C’est l’autre visage de la crise du secteur santé. Comme si la pénurie, la suradministration et les rythmes infernaux se manifestaient ces dernières années par une véritable épidémie de burn-out chez les blouses blanches. Elle est sournoise, car peu d’acteurs de santé la voient arriver, mais elle frappe de plus en plus de soignants. Les chiffres sont éloquents. Et les dernières études - Amadeus (AP-HM/Fondation FondaMental) et celle de la société européenne de médecine d'urgence - montrent que la cote d’alerte est désormais atteinte. Quelque 58 % des médecins en établissement seraient en burn-out et plus de 60 % des urgentistes. Le sujet est un peu moins documenté chez les libéraux, peut-être parce que le mal y est moins visible ou plus insidieux : un travail révélé par le CHU de Clermont-Ferrand en décembre laissait cependant supposer que 45 % des médecins généralistes seraient menacés.
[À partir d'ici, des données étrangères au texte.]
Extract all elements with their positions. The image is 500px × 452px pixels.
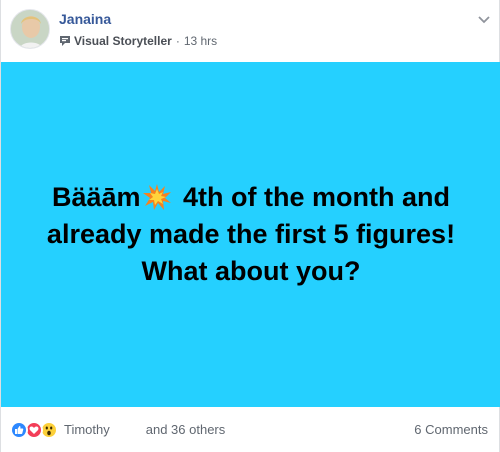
- speech-bubble-badge-icon: [59, 35, 71, 47]
- meta-separator: ·: [175, 34, 180, 48]
- reaction-icons[interactable]: [10, 420, 58, 439]
- post-meta: Visual Storyteller · 13 hrs: [59, 34, 217, 48]
- badge-label[interactable]: Visual Storyteller: [74, 34, 172, 48]
- post-footer: Timothy and 36 others 6 Comments: [1, 407, 500, 452]
- author-avatar[interactable]: [10, 9, 50, 49]
- post-card: Janaina Visual Storyteller · 13 hrs Bääā…: [0, 0, 500, 452]
- post-header: Janaina Visual Storyteller · 13 hrs: [1, 0, 500, 62]
- post-text-start: Bääām: [51, 182, 141, 212]
- author-name[interactable]: Janaina: [59, 11, 111, 27]
- collision-burst-icon: [142, 183, 172, 211]
- reactor-name[interactable]: Timothy: [64, 422, 110, 437]
- like-icon[interactable]: [10, 420, 28, 439]
- post-image-text: Bääām 4th of the month and already made …: [16, 179, 486, 290]
- post-image[interactable]: Bääām 4th of the month and already made …: [1, 62, 500, 407]
- comments-count[interactable]: 6 Comments: [414, 422, 488, 437]
- post-timestamp[interactable]: 13 hrs: [184, 34, 217, 48]
- reaction-others-count[interactable]: and 36 others: [146, 422, 226, 437]
- chevron-down-icon[interactable]: [477, 12, 491, 24]
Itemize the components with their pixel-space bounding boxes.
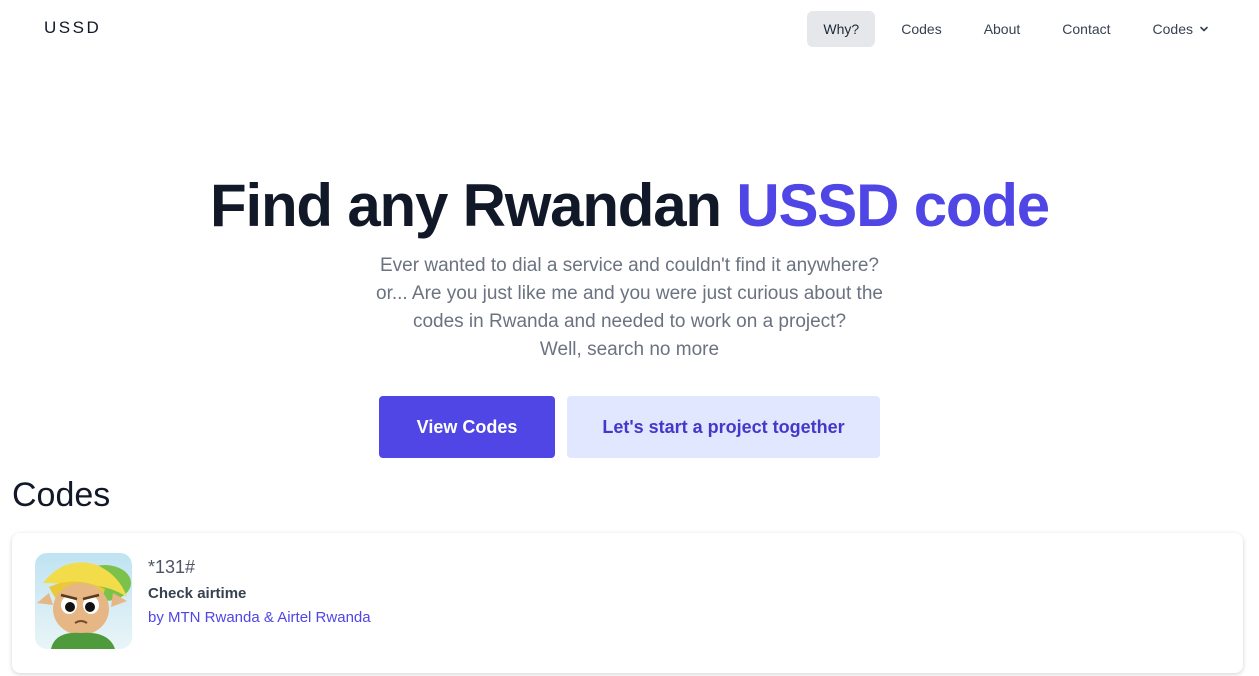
nav-why[interactable]: Why? bbox=[807, 11, 876, 47]
code-card[interactable]: *131# Check airtime by MTN Rwanda & Airt… bbox=[12, 533, 1243, 673]
start-project-button[interactable]: Let's start a project together bbox=[567, 396, 880, 458]
hero-description: Ever wanted to dial a service and couldn… bbox=[350, 252, 910, 364]
navbar: USSD Why? Codes About Contact Codes bbox=[0, 0, 1259, 58]
code-avatar-image bbox=[35, 553, 132, 649]
code-provider: by MTN Rwanda & Airtel Rwanda bbox=[148, 609, 371, 626]
hero-description-line: Ever wanted to dial a service and couldn… bbox=[380, 255, 879, 276]
codes-section-heading: Codes bbox=[12, 476, 111, 514]
ussd-code: *131# bbox=[148, 557, 196, 577]
hero-title-accent: USSD code bbox=[736, 172, 1050, 239]
hero-description-line: Well, search no more bbox=[539, 339, 720, 360]
nav-about[interactable]: About bbox=[968, 11, 1037, 47]
nav-codes-dropdown-label: Codes bbox=[1152, 21, 1193, 37]
hero-description-line: codes in Rwanda and needed to work on a … bbox=[412, 311, 847, 332]
main-nav: Why? Codes About Contact Codes bbox=[807, 11, 1225, 47]
hero-description-line: or... Are you just like me and you were … bbox=[376, 283, 883, 304]
hero-title: Find any Rwandan USSD code bbox=[0, 170, 1259, 242]
code-title: Check airtime bbox=[148, 585, 247, 602]
site-logo[interactable]: USSD bbox=[44, 18, 101, 38]
view-codes-button[interactable]: View Codes bbox=[379, 396, 555, 458]
cartoon-character-image bbox=[35, 553, 132, 649]
nav-contact[interactable]: Contact bbox=[1046, 11, 1126, 47]
hero-title-main: Find any Rwandan bbox=[210, 172, 737, 239]
hero-actions: View Codes Let's start a project togethe… bbox=[0, 396, 1259, 458]
hero-section: Find any Rwandan USSD code Ever wanted t… bbox=[0, 170, 1259, 458]
chevron-down-icon bbox=[1200, 26, 1208, 32]
nav-codes[interactable]: Codes bbox=[885, 11, 957, 47]
nav-codes-dropdown[interactable]: Codes bbox=[1137, 11, 1225, 47]
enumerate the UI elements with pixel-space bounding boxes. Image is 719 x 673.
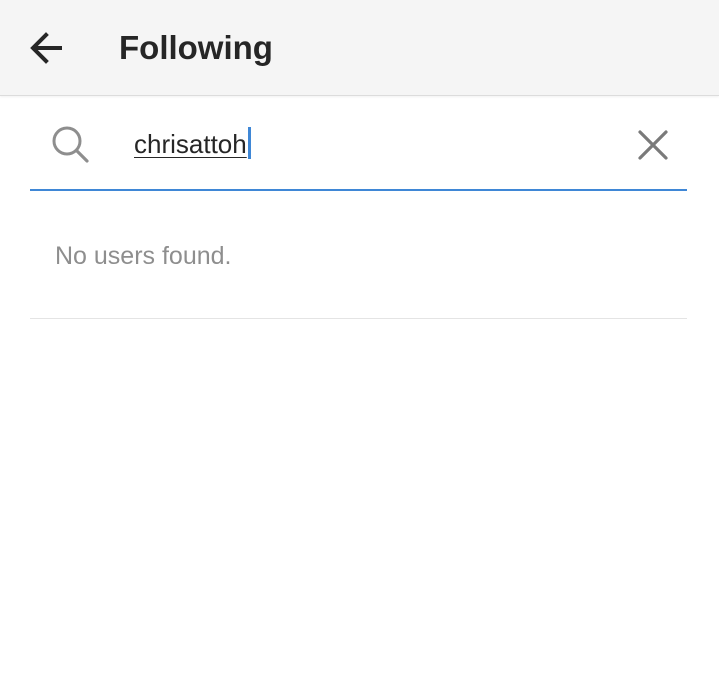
back-button[interactable] [18, 20, 74, 76]
search-icon [52, 126, 89, 163]
search-bar: chrisattoh [30, 96, 687, 191]
results-divider [30, 318, 687, 319]
page-title: Following [119, 29, 273, 66]
search-input-value: chrisattoh [134, 129, 247, 159]
no-results-message: No users found. [55, 242, 232, 270]
arrow-left-icon [30, 32, 62, 64]
following-screen: Following chrisattoh No users found. [0, 0, 719, 673]
text-caret [247, 127, 251, 159]
close-icon [638, 130, 668, 160]
search-input[interactable]: chrisattoh [134, 124, 614, 164]
top-app-bar: Following [0, 0, 719, 96]
clear-search-button[interactable] [628, 120, 678, 170]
Plus grave encore chez les jeunes : fin 2021, une vaste enquête étudiante révélait que l’épuisement professionnel guettait les deux tiers des externes et des internes… Les soignants de l’Hexagone ne sont pas les seuls touchés par le phénomène. Sinon, comment expliquer qu’un médecin américain sur cinq songe à lâcher prématurément son métier, selon des chercheurs de la Mayo Clinic ?
La crise sanitaire n’a évidemment rien arrangé. La plupart des études post-confinements montrent en effet une dégradation de la santé psychique des professionnels de santé. Mais le fléau n’a pas non plus attendu le Covid. Voilà au moins dix ans que des recherches et parfois des « accidents » dramatiques témoignent de cette fragilité. Face au péril, çà et là, des initiatives confraternelles ont vu le jour pour venir en aide aux praticiens en difficulté. Bravo ! La mobilisation manque parfois de coordination, mais elle atteste d’une vraie prise de conscience de la profession. Car le tabou qui a longtemps interdit aux praticiens de s’avouer malades est en passe de se briser. Le reportage que « Le Quotidien » propose cette semaine auprès de médecins en soins y participe. Que ces derniers soient remerciés d’avoir accepté de témoigner. Cela nourrira une prise de conscience salvatrice.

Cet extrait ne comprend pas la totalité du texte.